In this way we are tempted to interpret these silent dream elements ourselves, to undertake their translation by the means at hand. The fact that every time we trust to this substitution we obtain a satisfactory meaning is forced upon us; until we resolve upon this decision the dream remains meaningless, its continuity is broken. The accumulation of many similar cases tends to give the necessary certainty to our first timid attempts.

I am expounding all this in rather a schematic manner, but this is permissible for purposes of instruction, and I am not trying to misstate, but only to simplify matters.

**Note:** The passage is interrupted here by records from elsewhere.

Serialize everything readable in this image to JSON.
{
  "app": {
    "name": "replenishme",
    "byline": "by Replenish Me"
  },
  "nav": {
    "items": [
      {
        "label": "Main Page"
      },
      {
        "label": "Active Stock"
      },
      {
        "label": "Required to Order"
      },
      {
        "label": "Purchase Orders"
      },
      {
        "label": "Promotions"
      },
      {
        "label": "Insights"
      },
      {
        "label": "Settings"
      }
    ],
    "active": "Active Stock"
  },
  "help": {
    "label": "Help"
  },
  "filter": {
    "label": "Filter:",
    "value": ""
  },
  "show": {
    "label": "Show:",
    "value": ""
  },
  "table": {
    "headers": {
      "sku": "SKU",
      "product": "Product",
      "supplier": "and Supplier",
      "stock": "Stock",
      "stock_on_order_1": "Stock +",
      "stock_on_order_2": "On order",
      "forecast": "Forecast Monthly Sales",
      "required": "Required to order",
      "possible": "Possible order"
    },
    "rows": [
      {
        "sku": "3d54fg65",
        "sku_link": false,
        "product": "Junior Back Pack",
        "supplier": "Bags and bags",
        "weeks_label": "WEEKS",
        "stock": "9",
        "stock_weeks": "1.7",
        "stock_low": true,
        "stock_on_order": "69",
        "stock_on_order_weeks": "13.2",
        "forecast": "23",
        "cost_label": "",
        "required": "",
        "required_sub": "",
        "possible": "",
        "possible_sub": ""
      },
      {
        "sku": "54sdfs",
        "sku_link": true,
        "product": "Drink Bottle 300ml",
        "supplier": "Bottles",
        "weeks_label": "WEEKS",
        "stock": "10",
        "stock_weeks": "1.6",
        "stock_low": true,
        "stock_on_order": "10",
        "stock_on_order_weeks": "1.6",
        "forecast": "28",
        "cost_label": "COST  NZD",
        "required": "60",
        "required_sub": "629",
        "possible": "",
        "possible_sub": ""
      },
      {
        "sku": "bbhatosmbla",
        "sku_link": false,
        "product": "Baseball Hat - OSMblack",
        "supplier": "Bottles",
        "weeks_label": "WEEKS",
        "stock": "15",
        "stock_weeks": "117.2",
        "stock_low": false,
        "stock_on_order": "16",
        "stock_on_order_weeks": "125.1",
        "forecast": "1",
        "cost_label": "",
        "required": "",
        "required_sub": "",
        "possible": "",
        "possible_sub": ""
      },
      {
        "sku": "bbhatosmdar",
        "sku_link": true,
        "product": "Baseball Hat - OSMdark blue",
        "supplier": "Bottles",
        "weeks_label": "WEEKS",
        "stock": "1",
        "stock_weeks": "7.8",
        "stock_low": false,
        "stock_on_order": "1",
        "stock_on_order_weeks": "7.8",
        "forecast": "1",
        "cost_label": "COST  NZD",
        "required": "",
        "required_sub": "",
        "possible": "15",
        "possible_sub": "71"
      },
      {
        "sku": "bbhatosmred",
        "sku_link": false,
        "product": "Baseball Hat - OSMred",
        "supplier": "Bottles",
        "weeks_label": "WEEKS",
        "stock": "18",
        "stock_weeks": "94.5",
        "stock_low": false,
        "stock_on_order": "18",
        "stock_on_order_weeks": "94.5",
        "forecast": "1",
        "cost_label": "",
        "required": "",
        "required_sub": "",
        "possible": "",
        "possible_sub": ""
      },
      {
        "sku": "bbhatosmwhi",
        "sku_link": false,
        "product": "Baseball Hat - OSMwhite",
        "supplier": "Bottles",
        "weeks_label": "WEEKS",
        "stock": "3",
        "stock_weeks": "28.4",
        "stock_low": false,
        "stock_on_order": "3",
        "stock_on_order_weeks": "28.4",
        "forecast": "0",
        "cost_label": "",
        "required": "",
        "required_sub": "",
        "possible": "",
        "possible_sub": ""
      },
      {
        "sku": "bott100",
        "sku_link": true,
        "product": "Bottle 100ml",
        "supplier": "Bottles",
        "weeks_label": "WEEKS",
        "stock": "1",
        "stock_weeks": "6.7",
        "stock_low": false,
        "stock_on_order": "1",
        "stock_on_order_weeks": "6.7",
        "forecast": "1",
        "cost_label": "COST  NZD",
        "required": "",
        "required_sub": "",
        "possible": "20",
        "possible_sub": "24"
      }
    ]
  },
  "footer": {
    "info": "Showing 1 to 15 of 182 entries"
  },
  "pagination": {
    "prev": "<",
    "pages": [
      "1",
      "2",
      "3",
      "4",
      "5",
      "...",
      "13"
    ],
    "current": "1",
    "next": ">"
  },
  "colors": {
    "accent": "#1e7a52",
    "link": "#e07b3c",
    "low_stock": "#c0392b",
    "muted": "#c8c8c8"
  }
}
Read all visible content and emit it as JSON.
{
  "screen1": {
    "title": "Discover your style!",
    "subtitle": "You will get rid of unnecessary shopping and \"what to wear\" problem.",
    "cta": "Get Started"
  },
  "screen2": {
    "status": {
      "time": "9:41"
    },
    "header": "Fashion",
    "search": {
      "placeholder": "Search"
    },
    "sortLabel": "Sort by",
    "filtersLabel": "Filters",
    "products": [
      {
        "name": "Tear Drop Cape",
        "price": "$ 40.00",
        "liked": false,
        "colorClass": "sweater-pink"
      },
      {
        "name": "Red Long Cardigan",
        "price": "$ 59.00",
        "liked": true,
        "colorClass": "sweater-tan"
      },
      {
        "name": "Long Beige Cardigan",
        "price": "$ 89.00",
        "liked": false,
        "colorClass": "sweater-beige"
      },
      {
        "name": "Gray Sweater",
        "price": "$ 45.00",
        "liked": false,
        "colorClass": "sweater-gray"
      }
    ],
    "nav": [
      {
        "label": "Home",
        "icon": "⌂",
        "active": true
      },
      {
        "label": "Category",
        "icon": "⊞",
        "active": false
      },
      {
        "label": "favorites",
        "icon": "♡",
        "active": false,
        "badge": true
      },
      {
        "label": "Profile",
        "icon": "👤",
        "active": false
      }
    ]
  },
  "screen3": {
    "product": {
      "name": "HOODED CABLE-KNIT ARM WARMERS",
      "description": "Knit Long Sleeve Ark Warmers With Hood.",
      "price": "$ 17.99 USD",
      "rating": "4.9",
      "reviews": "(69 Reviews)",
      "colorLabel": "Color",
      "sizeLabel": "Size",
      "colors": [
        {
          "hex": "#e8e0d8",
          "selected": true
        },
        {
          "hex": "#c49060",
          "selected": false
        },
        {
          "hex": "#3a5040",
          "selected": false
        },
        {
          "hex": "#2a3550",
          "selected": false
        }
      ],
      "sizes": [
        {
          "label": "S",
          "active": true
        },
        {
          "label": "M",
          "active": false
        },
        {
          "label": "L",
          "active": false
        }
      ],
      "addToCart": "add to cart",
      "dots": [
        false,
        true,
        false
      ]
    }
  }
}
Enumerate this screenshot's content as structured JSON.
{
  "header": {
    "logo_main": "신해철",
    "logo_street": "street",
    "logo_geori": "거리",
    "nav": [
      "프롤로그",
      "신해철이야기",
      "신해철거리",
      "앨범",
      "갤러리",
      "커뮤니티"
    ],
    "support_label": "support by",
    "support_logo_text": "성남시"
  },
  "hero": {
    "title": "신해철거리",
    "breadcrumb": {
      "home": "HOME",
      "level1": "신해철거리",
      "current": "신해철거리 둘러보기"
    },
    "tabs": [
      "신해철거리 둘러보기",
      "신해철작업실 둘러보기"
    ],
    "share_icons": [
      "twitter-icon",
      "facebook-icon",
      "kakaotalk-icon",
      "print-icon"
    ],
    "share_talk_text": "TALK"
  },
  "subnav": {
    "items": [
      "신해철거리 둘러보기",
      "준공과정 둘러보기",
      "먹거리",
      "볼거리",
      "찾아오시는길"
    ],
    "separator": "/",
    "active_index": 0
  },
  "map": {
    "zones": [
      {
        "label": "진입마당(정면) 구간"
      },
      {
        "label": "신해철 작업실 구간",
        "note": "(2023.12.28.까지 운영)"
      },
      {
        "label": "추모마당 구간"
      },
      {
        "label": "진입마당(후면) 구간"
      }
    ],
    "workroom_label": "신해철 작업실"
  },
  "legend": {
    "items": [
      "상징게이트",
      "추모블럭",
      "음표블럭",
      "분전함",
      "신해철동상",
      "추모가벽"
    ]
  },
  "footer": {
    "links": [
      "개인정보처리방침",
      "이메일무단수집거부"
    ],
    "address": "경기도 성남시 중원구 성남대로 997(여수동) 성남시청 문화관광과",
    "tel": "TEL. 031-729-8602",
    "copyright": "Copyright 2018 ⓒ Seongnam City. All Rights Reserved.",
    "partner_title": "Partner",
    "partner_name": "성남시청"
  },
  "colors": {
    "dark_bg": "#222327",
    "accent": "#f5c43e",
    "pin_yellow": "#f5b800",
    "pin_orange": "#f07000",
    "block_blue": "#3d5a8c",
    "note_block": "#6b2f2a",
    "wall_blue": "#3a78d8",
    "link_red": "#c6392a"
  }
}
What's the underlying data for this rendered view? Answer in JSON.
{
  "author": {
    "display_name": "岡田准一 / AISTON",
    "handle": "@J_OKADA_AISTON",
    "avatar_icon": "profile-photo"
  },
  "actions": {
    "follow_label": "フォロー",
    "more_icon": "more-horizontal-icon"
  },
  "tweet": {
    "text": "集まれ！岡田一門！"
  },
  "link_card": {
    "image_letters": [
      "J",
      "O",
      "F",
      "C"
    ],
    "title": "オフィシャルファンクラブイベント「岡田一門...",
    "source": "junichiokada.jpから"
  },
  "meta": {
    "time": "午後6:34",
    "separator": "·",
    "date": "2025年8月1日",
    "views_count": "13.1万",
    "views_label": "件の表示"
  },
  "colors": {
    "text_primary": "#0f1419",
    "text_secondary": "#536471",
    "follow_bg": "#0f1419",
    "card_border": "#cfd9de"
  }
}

In this manner we derive constant translations for a whole series of dream elements just as constant translations are found in our popular dream books for all the things we dream. But do not forget that in our association technique we never discover constant substitutes for the dream elements.

You will say at once that this road to interpretation appears far more uncertain and open to objection than the former methods of free association. But a further fact is to be taken into consideration. After one has gathered a sufficient number of such constant substitutes empirically, he will say that of his own knowledge he should actually have denied that these items of dream interpretation could really be understood without the associations of the dreamer. The facts that force us to recognize their meaning will appear in the second half of our analysis.